About old posts don't have a foursquare, level top. Don't change that. For the best contact and load transfer, reinstall the posts exactly in their original position nether the house beam, with all those old irregularities plumbing equipment like a manus in glove. To preclude any moisture from wicking into the mail service from the plinth, lay sill sealer or galvanized canvas metal between the two. Set the post on its plinth block, matching the mail acme to its prior contact position with the house axle. Then reset the hydraulic jack, lower the shoring postal service, and very slowly open the valve of the hydraulic jack to carefully lower the beam onto the post.
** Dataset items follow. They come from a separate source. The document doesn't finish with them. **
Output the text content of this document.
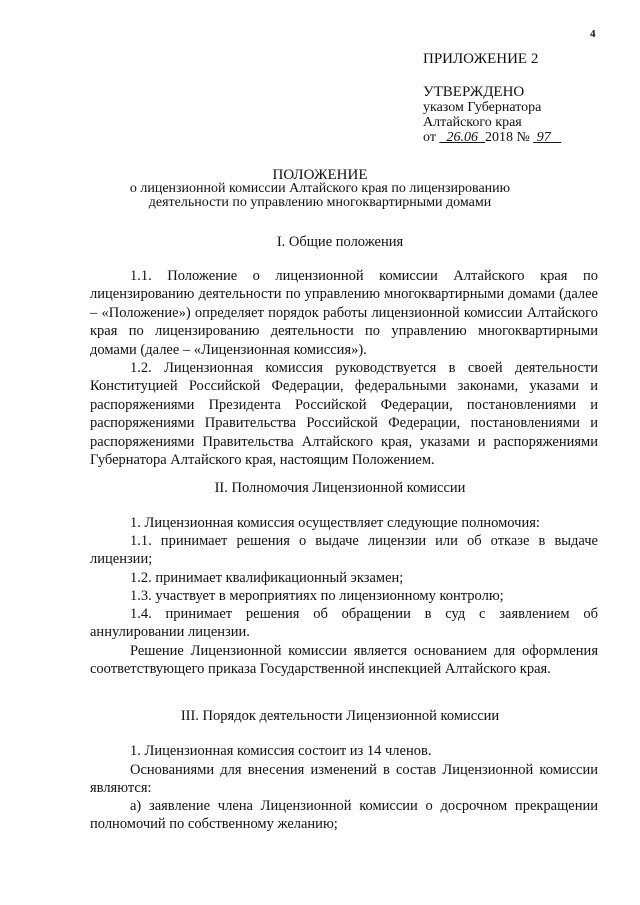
4
ПРИЛОЖЕНИЕ 2
УТВЕРЖДЕНО
указом Губернатора
Алтайского края
от 26.06 2018 № 97
ПОЛОЖЕНИЕ
о лицензионной комиссии Алтайского края по лицензированию
деятельности по управлению многоквартирными домами
I. Общие положения
1.1. Положение о лицензионной комиссии Алтайского края по лицензированию деятельности по управлению многоквартирными домами (далее – «Положение») определяет порядок работы лицензионной комиссии Алтайского края по лицензированию деятельности по управлению многоквартирными домами (далее – «Лицензионная комиссия»).
1.2. Лицензионная комиссия руководствуется в своей деятельности Конституцией Российской Федерации, федеральными законами, указами и распоряжениями Президента Российской Федерации, постановлениями и распоряжениями Правительства Российской Федерации, постановлениями и распоряжениями Правительства Алтайского края, указами и распоряжениями Губернатора Алтайского края, настоящим Положением.
II. Полномочия Лицензионной комиссии
1. Лицензионная комиссия осуществляет следующие полномочия:
1.1. принимает решения о выдаче лицензии или об отказе в выдаче лицензии;
1.2. принимает квалификационный экзамен;
1.3. участвует в мероприятиях по лицензионному контролю;
1.4. принимает решения об обращении в суд с заявлением об аннулировании лицензии.
Решение Лицензионной комиссии является основанием для оформления соответствующего приказа Государственной инспекцией Алтайского края.
III. Порядок деятельности Лицензионной комиссии
1. Лицензионная комиссия состоит из 14 членов.
Основаниями для внесения изменений в состав Лицензионной комиссии являются:
а) заявление члена Лицензионной комиссии о досрочном прекращении полномочий по собственному желанию;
In your excitement to reset the posts and finish the task, don't take risks. Utilise an assistant and lower the ceiling jack very slowly, leaving the shoring in identify while putting weight onto the posts.

Step 14

Anchor the Post to the Plinth Block

resetting beam post

Using a hammer drill fitted with a masonry bit, predrill two three/16-in. holes ane-1/4 in. deep into opposite sides of the plinth block. Install 1-1/4 in. concrete screws through metal anchor straps into the plinth then blast the straps to the wooden postal service with galvanized 10d box nails.

Step 15

Fasten the Beam and Mail Together

galvanized t connector strap post load bearing steel support beams

Join the support beam and wood load bearing post by toenailing them together and attaching two metal T-braces to opposite sides of the axle with galvanized 10d box nails. One time that'due south done and the support strapping is reinstalled on all gas, electric, plumbing and heating lines, you'll have the satisfaction of completing a job that will final for the life of the house.

Plus: Learn how to install a load-begetting beam here.